24-hour cancer blood test could be a ‘game-changer’
Consultant thoracic surgeon Eric Lim, who led the study, said the test could be “a real game changer” in the diagnosis and treatment for all types of cancer.
The test detects mutations that are commonly associated with lung, breast, ovarian, colorectal cancers and melanoma, as well as mutations that occur less frequently in other cancer types (such as pancreatic, head and neck, thyroid, gastric and prostate cancers).
“But when a blood test shows a positive result, this could mean a patient is saved from going through an unnecessary and invasive diagnostic procedure”.
Presently cancer is being diagnosed from biopsies in which a tissue sample is taken by a needle or during minor surgery.
A new blood test could help change the way cancer is diagnosed, it has been claimed.
Pathway Genomics is a business known to push the limits on direct to consumer genetic testing, and is launching a new test for cancer screening that has been designed to for the detection of cancer DNA within blood of someone who is otherwise very healthy. They also believe that early diagnosis could save lives, because family doctors will be more willing to carry out a cheap and simple test than have to refer patients to specialists.
Mr. Lim, from Harefield NHS Foundation Trust, concluded that their team is working hard to make the blood test as more effective diagnostic tool in detecting the disease.

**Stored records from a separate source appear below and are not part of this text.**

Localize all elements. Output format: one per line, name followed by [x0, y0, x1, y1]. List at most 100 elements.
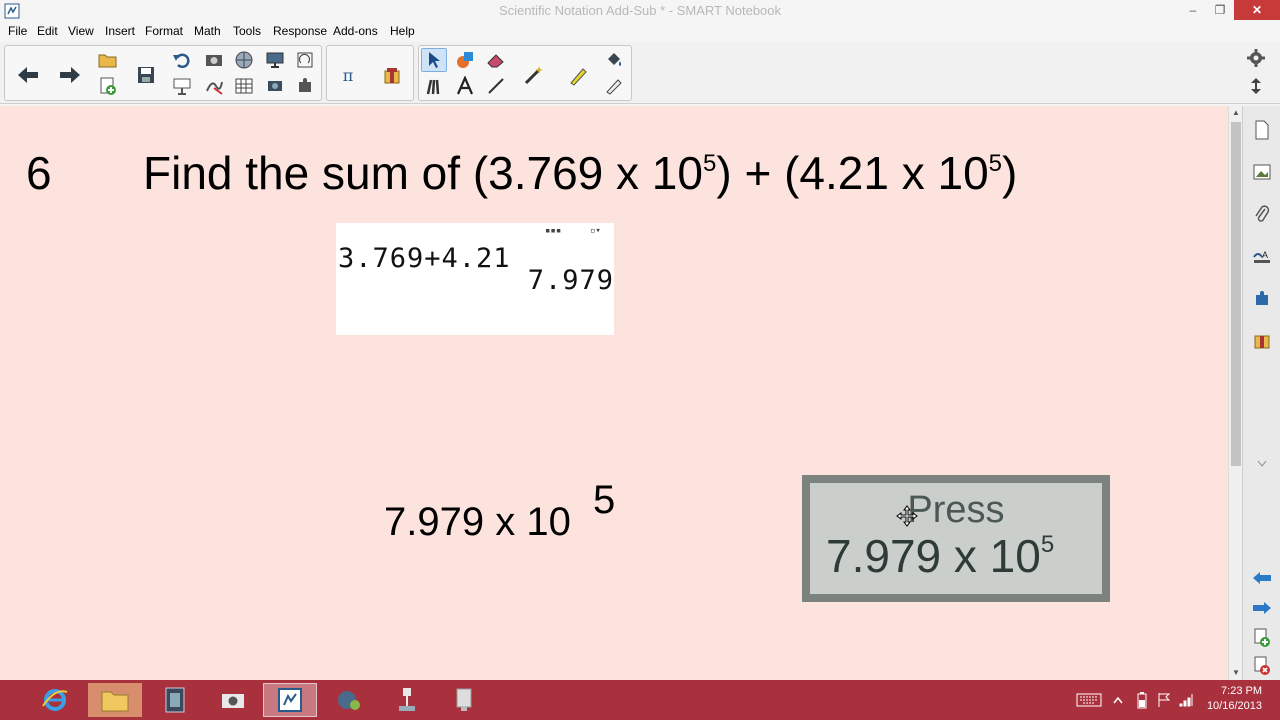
- page-vertical-scrollbar[interactable]: ▲ ▼: [1228, 106, 1242, 680]
- answer-exponent[interactable]: 5: [593, 478, 615, 523]
- taskbar-file-explorer[interactable]: [88, 683, 142, 717]
- arrow-left-icon: [18, 67, 38, 83]
- internet-browser-button[interactable]: [231, 48, 257, 72]
- answer-text[interactable]: 7.979 x 10: [384, 500, 571, 545]
- lines-tool-button[interactable]: [483, 74, 509, 98]
- properties-tool-button[interactable]: [601, 74, 627, 98]
- signal-bars-icon: [1179, 694, 1193, 707]
- highlighter-tool-button[interactable]: [563, 60, 593, 90]
- minimize-button[interactable]: –: [1180, 0, 1206, 20]
- puzzle-icon: [299, 78, 311, 92]
- arrow-right-icon: [1253, 602, 1271, 614]
- menu-view[interactable]: View: [68, 24, 94, 38]
- taskbar-presentation-app[interactable]: [438, 683, 492, 717]
- eraser-tool-button[interactable]: [483, 48, 509, 72]
- gallery-tab[interactable]: [1250, 160, 1274, 184]
- menu-tools[interactable]: Tools: [233, 24, 261, 38]
- press-reveal-box[interactable]: Press 7.979 x 105: [802, 475, 1110, 602]
- add-page-icon: [1254, 628, 1270, 647]
- sidebar-delete-page-button[interactable]: [1250, 654, 1274, 678]
- title-bar: Scientific Notation Add-Sub * - SMART No…: [0, 0, 1280, 22]
- paint-bucket-icon: [608, 53, 621, 66]
- eraser-icon: [487, 54, 504, 68]
- scroll-up-arrow[interactable]: ▲: [1229, 108, 1243, 117]
- sidebar-collapse-arrow[interactable]: [1250, 452, 1274, 476]
- sidebar-add-page-button[interactable]: [1250, 626, 1274, 650]
- recorder-icon: [338, 691, 360, 710]
- question-text[interactable]: Find the sum of (3.769 x 105) + (4.21 x …: [143, 146, 1017, 200]
- text-tool-button[interactable]: [452, 74, 478, 98]
- taskbar-camera-app[interactable]: [206, 683, 260, 717]
- magic-pen-button[interactable]: [519, 60, 549, 90]
- menu-math[interactable]: Math: [194, 24, 221, 38]
- activity-builder-button[interactable]: [377, 60, 407, 90]
- next-page-button[interactable]: [55, 60, 85, 90]
- menu-file[interactable]: File: [8, 24, 27, 38]
- full-screen-button[interactable]: [292, 48, 318, 72]
- pens-tool-button[interactable]: [421, 74, 447, 98]
- taskbar-document-camera[interactable]: [380, 683, 434, 717]
- calculator-screenshot[interactable]: ▪▪▪ ▫▾ 3.769+4.21 7.979: [336, 223, 614, 335]
- menu-insert[interactable]: Insert: [105, 24, 135, 38]
- previous-page-button[interactable]: [13, 60, 43, 90]
- settings-tool-button[interactable]: [292, 74, 318, 98]
- network-tray[interactable]: [1178, 690, 1194, 710]
- battery-tray[interactable]: [1134, 690, 1150, 710]
- shapes-tool-button[interactable]: [452, 48, 478, 72]
- dock-left-button[interactable]: [1250, 566, 1274, 590]
- touch-keyboard-tray[interactable]: [1076, 690, 1102, 710]
- add-page-icon: [100, 77, 116, 95]
- paperclip-icon: [1255, 205, 1270, 222]
- pens-icon: [426, 79, 440, 95]
- up-down-arrows-icon: [1251, 78, 1261, 94]
- menu-edit[interactable]: Edit: [37, 24, 58, 38]
- scroll-thumb[interactable]: [1231, 122, 1241, 466]
- pi-icon: π: [342, 65, 354, 85]
- menu-response[interactable]: Response: [273, 24, 327, 38]
- properties-tab[interactable]: A: [1250, 244, 1274, 268]
- highlighter-icon: [570, 68, 587, 86]
- open-file-button[interactable]: [95, 48, 121, 72]
- screen-shade-button[interactable]: [169, 74, 195, 98]
- show-hidden-icons-tray[interactable]: [1110, 690, 1126, 710]
- scroll-down-arrow[interactable]: ▼: [1229, 668, 1243, 677]
- question-number[interactable]: 6: [26, 146, 52, 200]
- taskbar-movie-maker[interactable]: [148, 683, 202, 717]
- fill-tool-button[interactable]: [601, 48, 627, 72]
- svg-text:A: A: [1262, 250, 1268, 260]
- move-toolbar-button[interactable]: [1243, 74, 1269, 98]
- add-page-button[interactable]: [95, 74, 121, 98]
- menu-help[interactable]: Help: [390, 24, 415, 38]
- math-tools-button[interactable]: π: [333, 60, 363, 90]
- save-button[interactable]: [131, 60, 161, 90]
- menu-add-ons[interactable]: Add-ons: [333, 24, 378, 38]
- undo-button[interactable]: [169, 48, 195, 72]
- show-hide-screen-button[interactable]: [262, 48, 288, 72]
- clear-page-button[interactable]: [201, 74, 227, 98]
- screen-capture-button[interactable]: [201, 48, 227, 72]
- gear-icon: [1247, 49, 1265, 67]
- taskbar-internet-explorer[interactable]: [28, 683, 82, 717]
- calculator-result-line: 7.979: [527, 265, 614, 296]
- attachments-tab[interactable]: [1250, 202, 1274, 226]
- lesson-activity-tab[interactable]: [1250, 328, 1274, 352]
- keyboard-icon: [1076, 693, 1102, 707]
- select-tool-button[interactable]: [421, 48, 447, 72]
- maximize-button[interactable]: ❐: [1207, 0, 1233, 20]
- taskbar-smart-notebook[interactable]: [263, 683, 317, 717]
- clock-date: 10/16/2013: [1206, 700, 1262, 712]
- taskbar-screen-recorder[interactable]: [322, 683, 376, 717]
- page-sorter-tab[interactable]: [1250, 118, 1274, 142]
- taskbar-clock[interactable]: 7:23 PM 10/16/2013: [1207, 684, 1262, 714]
- customize-toolbar-button[interactable]: [1243, 46, 1269, 70]
- add-ons-tab[interactable]: [1250, 286, 1274, 310]
- action-center-tray[interactable]: [1156, 690, 1172, 710]
- dock-right-button[interactable]: [1250, 596, 1274, 620]
- monitor-icon: [266, 52, 284, 68]
- menu-format[interactable]: Format: [145, 24, 183, 38]
- insert-table-button[interactable]: [231, 74, 257, 98]
- internet-explorer-icon: [42, 689, 68, 711]
- page-tools-group: [4, 45, 322, 101]
- document-camera-button[interactable]: [262, 74, 288, 98]
- close-button[interactable]: ✕: [1234, 0, 1280, 20]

“If we are relying on a test that can only detect cancer after it has formed, we miss a huge opportunity to intervene”, said Dr. Scott Kopetz of the University of Texas MD Anderson Cancer Center.
Cowen & Co evaluates that use of DNA blood tests for cancer detection will exceed $10 billion a year by the end of 2020.

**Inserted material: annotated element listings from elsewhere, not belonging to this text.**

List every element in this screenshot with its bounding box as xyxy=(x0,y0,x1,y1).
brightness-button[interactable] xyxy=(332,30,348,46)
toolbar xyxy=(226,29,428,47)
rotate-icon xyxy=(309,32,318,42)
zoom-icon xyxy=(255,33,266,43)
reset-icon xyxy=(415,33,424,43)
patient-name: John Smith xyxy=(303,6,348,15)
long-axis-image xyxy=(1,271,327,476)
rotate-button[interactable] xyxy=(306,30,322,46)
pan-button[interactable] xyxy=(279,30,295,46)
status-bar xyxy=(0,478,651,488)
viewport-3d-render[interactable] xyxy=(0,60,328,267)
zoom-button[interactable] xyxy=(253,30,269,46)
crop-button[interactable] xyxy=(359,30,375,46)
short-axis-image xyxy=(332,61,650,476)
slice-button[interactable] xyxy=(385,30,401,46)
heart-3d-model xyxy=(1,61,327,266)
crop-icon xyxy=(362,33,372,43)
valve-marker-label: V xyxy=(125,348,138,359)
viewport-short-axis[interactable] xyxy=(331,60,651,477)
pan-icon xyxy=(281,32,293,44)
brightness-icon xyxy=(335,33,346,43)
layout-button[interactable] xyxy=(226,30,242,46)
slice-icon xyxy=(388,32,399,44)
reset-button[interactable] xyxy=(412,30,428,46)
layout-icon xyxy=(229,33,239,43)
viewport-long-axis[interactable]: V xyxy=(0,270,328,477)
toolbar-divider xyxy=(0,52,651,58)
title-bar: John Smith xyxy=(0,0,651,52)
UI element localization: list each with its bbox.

More research and on a wider scale is needed to back up the initial findings before any attempt could be made to use it in a clinical setting.
‘But this approach is not yet available to patients and it wouldn’t replace techniques like biopsies.
A 24-hour cancer blood test could save patients the pain of not know their diagnoses for weeks and give patients better chances of survival.
But the move by Pathway, a designer of genetic tests aligning itself to cancer risk and heart health to drug response, underlines a growing concern over how much genetic information should be passed on to healthy people if it’s not clear how it can improve their health.